Machine Learning Healthcare Startups Get $10M In Seed Funding

Bessemer Venture Partners is launching a $10 million early-stage seed program to back new startups in the healthcare industry.

According to TechCrunch, the company’s celebrity healthcare investor, Steve Kraus, and its head of investments in Israel, Adam Fisher, will lead the Deep Health Seed Program to invest anywhere between $100,000 and $2 million into startups using machine learning to solve problems in healthcare.

The firm has already invested in Qventus, a hospital management service, as well as healthcare companies such as Allena Pharmaceuticals, Docent Health, OvaScience, Verastem and Flex Pharma.

Bessemer will specifically be looking for investment opportunities in workflow automation startups like Qventus; digital diagnostics companies that augment or replace human diagnosticians with algorithms; and predictive and programmatic tools to measure and monitor population health.

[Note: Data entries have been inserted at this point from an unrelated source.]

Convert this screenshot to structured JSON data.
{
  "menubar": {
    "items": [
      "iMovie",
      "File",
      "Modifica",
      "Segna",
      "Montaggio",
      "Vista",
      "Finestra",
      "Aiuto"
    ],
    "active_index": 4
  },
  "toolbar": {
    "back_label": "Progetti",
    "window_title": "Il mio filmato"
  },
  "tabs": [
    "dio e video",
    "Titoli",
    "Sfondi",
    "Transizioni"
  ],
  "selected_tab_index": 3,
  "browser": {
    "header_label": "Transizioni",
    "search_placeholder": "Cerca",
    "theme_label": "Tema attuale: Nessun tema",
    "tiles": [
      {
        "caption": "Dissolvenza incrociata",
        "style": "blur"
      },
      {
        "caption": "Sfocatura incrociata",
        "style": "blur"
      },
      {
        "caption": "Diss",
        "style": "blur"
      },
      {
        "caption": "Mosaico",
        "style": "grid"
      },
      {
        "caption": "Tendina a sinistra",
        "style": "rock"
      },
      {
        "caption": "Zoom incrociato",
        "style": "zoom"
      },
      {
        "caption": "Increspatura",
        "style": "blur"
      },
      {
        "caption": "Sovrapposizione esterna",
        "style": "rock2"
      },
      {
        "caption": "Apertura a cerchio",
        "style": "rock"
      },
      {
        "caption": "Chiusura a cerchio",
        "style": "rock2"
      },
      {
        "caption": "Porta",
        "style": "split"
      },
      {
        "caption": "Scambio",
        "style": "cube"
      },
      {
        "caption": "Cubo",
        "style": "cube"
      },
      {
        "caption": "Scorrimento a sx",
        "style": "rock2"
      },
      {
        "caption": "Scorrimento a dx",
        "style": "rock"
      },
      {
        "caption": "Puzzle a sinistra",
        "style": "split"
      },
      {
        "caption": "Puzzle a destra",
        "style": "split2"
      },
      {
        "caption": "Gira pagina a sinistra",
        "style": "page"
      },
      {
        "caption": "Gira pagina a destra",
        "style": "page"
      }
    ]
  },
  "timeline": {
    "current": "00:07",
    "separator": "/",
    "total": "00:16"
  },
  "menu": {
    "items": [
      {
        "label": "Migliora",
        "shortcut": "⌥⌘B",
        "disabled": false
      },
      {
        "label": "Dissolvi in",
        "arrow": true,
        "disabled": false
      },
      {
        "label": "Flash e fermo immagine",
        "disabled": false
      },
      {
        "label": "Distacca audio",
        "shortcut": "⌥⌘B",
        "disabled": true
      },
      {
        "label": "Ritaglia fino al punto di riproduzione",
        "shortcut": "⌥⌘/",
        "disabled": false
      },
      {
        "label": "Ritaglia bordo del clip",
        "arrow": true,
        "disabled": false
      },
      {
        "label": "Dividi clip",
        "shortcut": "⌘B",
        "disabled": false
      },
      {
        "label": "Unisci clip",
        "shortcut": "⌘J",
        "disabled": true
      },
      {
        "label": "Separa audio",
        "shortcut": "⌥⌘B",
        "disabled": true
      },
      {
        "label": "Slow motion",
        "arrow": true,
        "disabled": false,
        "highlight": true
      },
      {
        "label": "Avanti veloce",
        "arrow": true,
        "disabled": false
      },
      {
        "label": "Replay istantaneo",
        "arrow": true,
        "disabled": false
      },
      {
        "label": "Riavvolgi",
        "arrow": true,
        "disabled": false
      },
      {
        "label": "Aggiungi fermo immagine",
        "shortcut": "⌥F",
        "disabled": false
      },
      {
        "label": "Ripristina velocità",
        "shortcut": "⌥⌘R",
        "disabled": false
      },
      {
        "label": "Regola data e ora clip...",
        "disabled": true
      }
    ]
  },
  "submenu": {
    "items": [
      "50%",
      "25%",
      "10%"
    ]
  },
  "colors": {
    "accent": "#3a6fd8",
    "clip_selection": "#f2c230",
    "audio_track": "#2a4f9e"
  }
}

In addition to announcing the new seed funding program, Bessemer also revealed its first investment in a company called Subtle Medical, which is focused on stroke and neurological disorders, improving the quality and speed of medical imaging exams by enhancing the use of lower-quality scans, which will remove the need for repeat imaging procedures.

“The opportunities for AI/ML in healthcare are extremely broad,” according to Kraus. “Healthcare is the largest segment of the economy, and nearly everywhere you look AI/ML can be applied to improve the cost, quality, and speed of the industry.”

Healthcare is a booming industry, with various companies looking to get in on developing new technology to make everything from cost and payments to diagnosis and pharmaceuticals easier for the consumer.

For example, just last month, it was revealed that Amazon has built a team to focus on making Amazon’s Alexa voice assistant more useful in the healthcare field. The division, called “health & wellness,” includes over a dozen people that will have the key task of working through regulations and data privacy requirements laid out by HIPAA (the Health Insurance Portability and Accountability Act). The group is focusing on areas like diabetes management, care for mothers and infants and aging.

And last year, the eCommerce teamed up with drugmaker Merck for a competition where developers built Alexa “skills” to help people with diabetes manage their care.